Başbakan Erdoğan'ın sözleri gerçekten de yaramıza dokunuyor: Nedir şu Avrupa Birliği'nden çektiğimiz!
Sadece Schengen işkencesi bile yeter... Milyonlarca Türkiye vatandaşı Avrupa'da çalışıyor. Türkiye ihracatının yüzde 40'ını AB ülkelerine yapıyor. Ama millet elçilik ve konsolosluk kapılarında sürünüyor.

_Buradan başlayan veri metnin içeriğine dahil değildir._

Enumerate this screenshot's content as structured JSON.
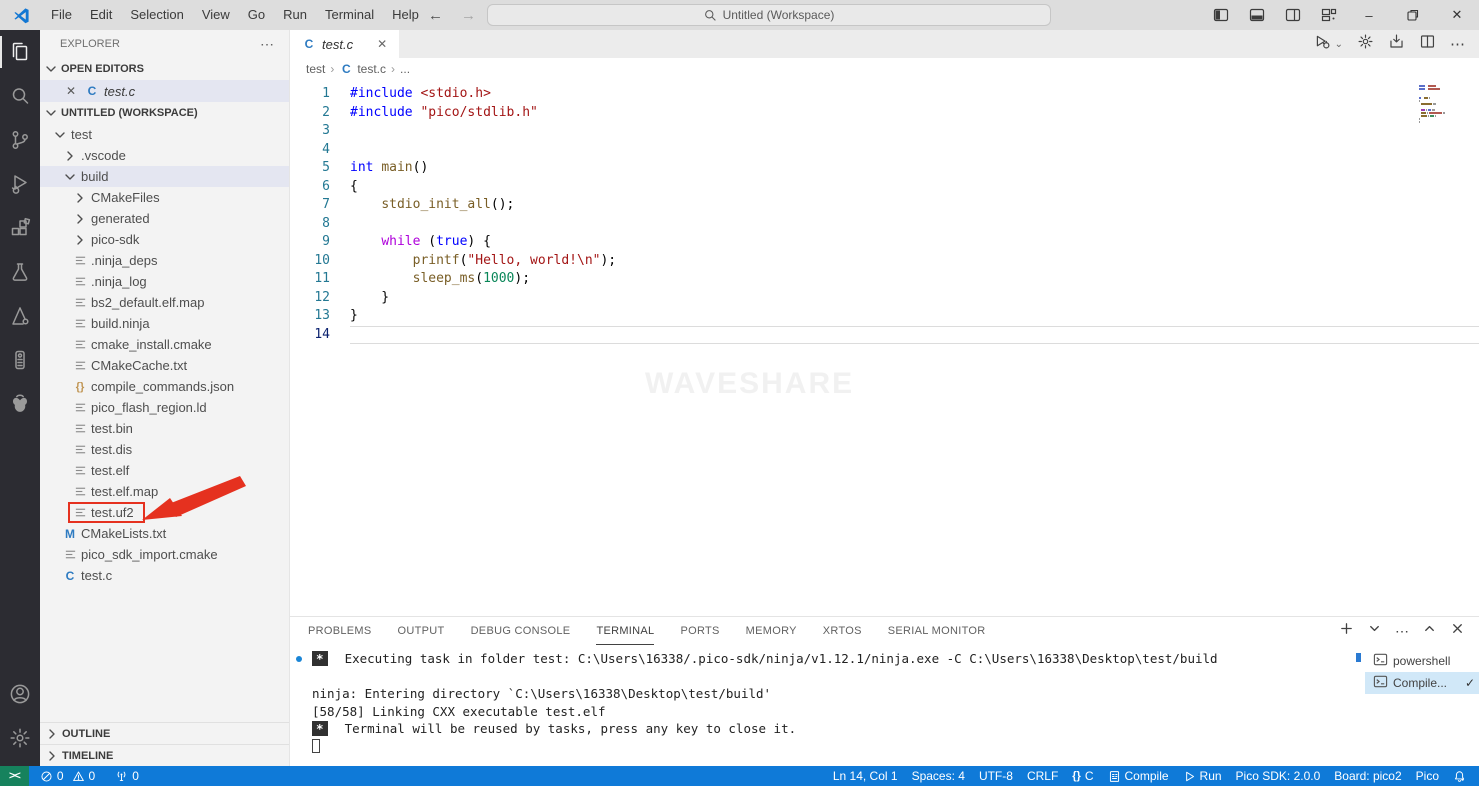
{
  "titlebar": {
    "menus": [
      "File",
      "Edit",
      "Selection",
      "View",
      "Go",
      "Run",
      "Terminal",
      "Help"
    ],
    "search_placeholder": "Untitled (Workspace)"
  },
  "activity_bar": {
    "top": [
      {
        "name": "explorer",
        "active": true
      },
      {
        "name": "search"
      },
      {
        "name": "source-control"
      },
      {
        "name": "run-and-debug"
      },
      {
        "name": "extensions"
      },
      {
        "name": "testing"
      },
      {
        "name": "cmake"
      },
      {
        "name": "pico-board"
      },
      {
        "name": "raspberry-pi"
      }
    ],
    "bottom": [
      {
        "name": "accounts"
      },
      {
        "name": "settings"
      }
    ]
  },
  "sidebar": {
    "title": "EXPLORER",
    "open_editors": {
      "label": "OPEN EDITORS",
      "items": [
        {
          "label": "test.c",
          "language": "c"
        }
      ]
    },
    "workspace_label": "UNTITLED (WORKSPACE)",
    "tree": [
      {
        "label": "test",
        "depth": 0,
        "kind": "folder",
        "expanded": true
      },
      {
        "label": ".vscode",
        "depth": 1,
        "kind": "folder",
        "expanded": false
      },
      {
        "label": "build",
        "depth": 1,
        "kind": "folder",
        "expanded": true,
        "selected": true
      },
      {
        "label": "CMakeFiles",
        "depth": 2,
        "kind": "folder",
        "expanded": false
      },
      {
        "label": "generated",
        "depth": 2,
        "kind": "folder",
        "expanded": false
      },
      {
        "label": "pico-sdk",
        "depth": 2,
        "kind": "folder",
        "expanded": false
      },
      {
        "label": ".ninja_deps",
        "depth": 2,
        "kind": "file",
        "icon": "lines"
      },
      {
        "label": ".ninja_log",
        "depth": 2,
        "kind": "file",
        "icon": "lines"
      },
      {
        "label": "bs2_default.elf.map",
        "depth": 2,
        "kind": "file",
        "icon": "lines"
      },
      {
        "label": "build.ninja",
        "depth": 2,
        "kind": "file",
        "icon": "lines"
      },
      {
        "label": "cmake_install.cmake",
        "depth": 2,
        "kind": "file",
        "icon": "lines"
      },
      {
        "label": "CMakeCache.txt",
        "depth": 2,
        "kind": "file",
        "icon": "lines"
      },
      {
        "label": "compile_commands.json",
        "depth": 2,
        "kind": "file",
        "icon": "json"
      },
      {
        "label": "pico_flash_region.ld",
        "depth": 2,
        "kind": "file",
        "icon": "lines"
      },
      {
        "label": "test.bin",
        "depth": 2,
        "kind": "file",
        "icon": "lines"
      },
      {
        "label": "test.dis",
        "depth": 2,
        "kind": "file",
        "icon": "lines"
      },
      {
        "label": "test.elf",
        "depth": 2,
        "kind": "file",
        "icon": "lines"
      },
      {
        "label": "test.elf.map",
        "depth": 2,
        "kind": "file",
        "icon": "lines"
      },
      {
        "label": "test.uf2",
        "depth": 2,
        "kind": "file",
        "icon": "lines",
        "annotated": true
      },
      {
        "label": "CMakeLists.txt",
        "depth": 1,
        "kind": "file",
        "icon": "M"
      },
      {
        "label": "pico_sdk_import.cmake",
        "depth": 1,
        "kind": "file",
        "icon": "lines"
      },
      {
        "label": "test.c",
        "depth": 1,
        "kind": "file",
        "icon": "C"
      }
    ],
    "outline_label": "OUTLINE",
    "timeline_label": "TIMELINE"
  },
  "editor": {
    "tab": {
      "label": "test.c",
      "language": "c"
    },
    "breadcrumb": [
      {
        "label": "test"
      },
      {
        "label": "test.c",
        "icon": "c"
      },
      {
        "label": "..."
      }
    ],
    "active_line": 14,
    "lines": [
      {
        "n": 1,
        "t": [
          [
            "#include",
            "kw"
          ],
          [
            " ",
            "pl"
          ],
          [
            "<stdio.h>",
            "str"
          ]
        ]
      },
      {
        "n": 2,
        "t": [
          [
            "#include",
            "kw"
          ],
          [
            " ",
            "pl"
          ],
          [
            "\"pico/stdlib.h\"",
            "str"
          ]
        ]
      },
      {
        "n": 3,
        "t": []
      },
      {
        "n": 4,
        "t": []
      },
      {
        "n": 5,
        "t": [
          [
            "int",
            "kw"
          ],
          [
            " ",
            "pl"
          ],
          [
            "main",
            "fn"
          ],
          [
            "()",
            "pl"
          ]
        ]
      },
      {
        "n": 6,
        "t": [
          [
            "{",
            "pl"
          ]
        ]
      },
      {
        "n": 7,
        "t": [
          [
            "    ",
            "pl"
          ],
          [
            "stdio_init_all",
            "fn"
          ],
          [
            "();",
            "pl"
          ]
        ]
      },
      {
        "n": 8,
        "t": []
      },
      {
        "n": 9,
        "t": [
          [
            "    ",
            "pl"
          ],
          [
            "while",
            "ctl"
          ],
          [
            " (",
            "pl"
          ],
          [
            "true",
            "kw"
          ],
          [
            ") {",
            "pl"
          ]
        ]
      },
      {
        "n": 10,
        "t": [
          [
            "        ",
            "pl"
          ],
          [
            "printf",
            "fn"
          ],
          [
            "(",
            "pl"
          ],
          [
            "\"Hello, world!\\n\"",
            "str"
          ],
          [
            ");",
            "pl"
          ]
        ]
      },
      {
        "n": 11,
        "t": [
          [
            "        ",
            "pl"
          ],
          [
            "sleep_ms",
            "fn"
          ],
          [
            "(",
            "pl"
          ],
          [
            "1000",
            "num"
          ],
          [
            ");",
            "pl"
          ]
        ]
      },
      {
        "n": 12,
        "t": [
          [
            "    }",
            "pl"
          ]
        ]
      },
      {
        "n": 13,
        "t": [
          [
            "}",
            "pl"
          ]
        ]
      },
      {
        "n": 14,
        "t": []
      }
    ],
    "watermark": "WAVESHARE"
  },
  "panel": {
    "tabs": [
      {
        "label": "PROBLEMS"
      },
      {
        "label": "OUTPUT"
      },
      {
        "label": "DEBUG CONSOLE"
      },
      {
        "label": "TERMINAL",
        "active": true
      },
      {
        "label": "PORTS"
      },
      {
        "label": "MEMORY"
      },
      {
        "label": "XRTOS"
      },
      {
        "label": "SERIAL MONITOR"
      }
    ],
    "terminal_lines": [
      {
        "dot": true,
        "badge": "*",
        "text": "  Executing task in folder test: C:\\Users\\16338/.pico-sdk/ninja/v1.12.1/ninja.exe -C C:\\Users\\16338\\Desktop\\test/build "
      },
      {
        "text": ""
      },
      {
        "text": "ninja: Entering directory `C:\\Users\\16338\\Desktop\\test/build'"
      },
      {
        "text": "[58/58] Linking CXX executable test.elf"
      },
      {
        "badge": "*",
        "text": "  Terminal will be reused by tasks, press any key to close it."
      },
      {
        "cursor": true,
        "text": ""
      }
    ],
    "terminal_list": [
      {
        "label": "powershell",
        "selected": false,
        "check": false
      },
      {
        "label": "Compile...",
        "selected": true,
        "check": true
      }
    ],
    "check_glyph": "✓"
  },
  "status_bar": {
    "errors": "0",
    "warnings": "0",
    "ports_count": "0",
    "right": [
      {
        "id": "cursor-position",
        "label": "Ln 14, Col 1"
      },
      {
        "id": "indentation",
        "label": "Spaces: 4"
      },
      {
        "id": "encoding",
        "label": "UTF-8"
      },
      {
        "id": "eol",
        "label": "CRLF"
      },
      {
        "id": "language-mode",
        "label": "C",
        "icon": "braces"
      },
      {
        "id": "compile",
        "label": "Compile",
        "icon": "file"
      },
      {
        "id": "run",
        "label": "Run",
        "icon": "play"
      },
      {
        "id": "pico-sdk",
        "label": "Pico SDK: 2.0.0"
      },
      {
        "id": "board",
        "label": "Board: pico2"
      },
      {
        "id": "pico",
        "label": "Pico"
      }
    ]
  },
  "colors": {
    "statusbar_blue": "#0f7ad8",
    "remote_green": "#16825d",
    "selection_row": "#e4e6f1",
    "annotation_red": "#e5311f",
    "accent_blue": "#1a85d6"
  }
}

Ama olayın bir de öteki yüzü var: Yetki sizde olsa... 30 yıldır iç savaşın sürdüğü... 40 binden fazla insanın öldüğü bir ülkeyi... Demokratik kurallar içinde, kavgasız gürültüsüz yaşamak üzere kurduğunuz bir birliğe alır mıydınız?
Başka türlü sorayım: Beşar Esad sürpriz bir açıklama yapsa... "Ben Suriye'yi, Türkiye ile birleştirmek istiyorum" dese... İlk tepkiniz ne olur? "Savaşı bitir, barışı getir; ondan sonra masaya oturalım" demez misiniz?
Merak etmeyin... Kendimi kandırmıyorum... Daha önce defalarca yazdım: Özellikle Almanya ve Fransa, Türkiye'nin AB üyesi olmasını zaten istemiyor... Çünkü Türkiye üye olduğu anda, onların efeliği bitecek.
Yani... Türkiye'de küçük çaplı iç savaş olmasa da, Almanya ve Fransa işi yokuşa sürecek. Bin dereden su getirerek AB üyeliğimizi engellemeye çalışacaklar.
Ancak şu anda (bugüne kadar) ellerinde öyle bir gerekçe var ki... Adamların din farklılığından filan söz etmelerine gerek kalmıyor.
Türkiye'nin iç barışını sağlaması... Bizi AB'ye almak istemeyenlerin maskesini de düşürecektir.